On Tue, Oct 17, 2023 at 01:34:18PM +0530, Naresh Kamboju wrote:
Following kernel crash noticed while running selftests: ftrace: ftracetest-ktap on FVP models running stable-rc 6.5.8-rc2.
This is not an easy to reproduce issue and not seen on mainline and next. We are investigating this report.
To confirm have you seen this on other stables as well or is this only v6.5? For how long have you been seeing this?

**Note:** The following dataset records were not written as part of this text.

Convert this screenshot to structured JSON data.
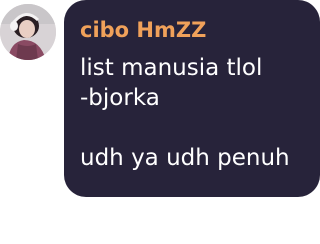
{
  "message": {
    "sender_name": "cibo HmZZ",
    "text": "list manusia tlol\n-bjorka\n\nudh ya udh penuh"
  },
  "colors": {
    "bubble_background": "#27233a",
    "sender_name": "#f0a15a",
    "message_text": "#ffffff"
  },
  "avatar": {
    "icon": "profile-photo"
  }
}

[ 764.987161] Unable to handle kernel NULL pointer dereference at virtual address 0000000000000000
[ 765.074221] Call trace: [ 765.075045] sve_save_state+0x4/0xf0 [ 765.076138] fpsimd_thread_switch+0x2c/0xe8 [ 765.077305] __switch_to+0x20/0x158 [ 765.078384] __schedule+0x2cc/0xb38 [ 765.079464] preempt_schedule_irq+0x44/0xa8 [ 765.080633] el1_interrupt+0x4c/0x68 [ 765.081691] el1h_64_irq_handler+0x18/0x28 [ 765.082829] el1h_64_irq+0x64/0x68 [ 765.083874] ftrace_return_to_handler+0x98/0x158 [ 765.085090] return_to_handler+0x20/0x48 [ 765.086205] do_sve_acc+0x64/0x128 [ 765.087272] el0_sve_acc+0x3c/0xa0 [ 765.088356] el0t_64_sync_handler+0x114/0x130 [ 765.089524] el0t_64_sync+0x190/0x198
So something managed to get flagged as having SVE state without having the backing storage allocated. We *were* preempted in the SVE access handler which does the allocation but I can't see the path that would trigger that since we allocate the state before setting TIF_SVE. It's possible the compiler did something funky, a decode of the backtrace might help show that?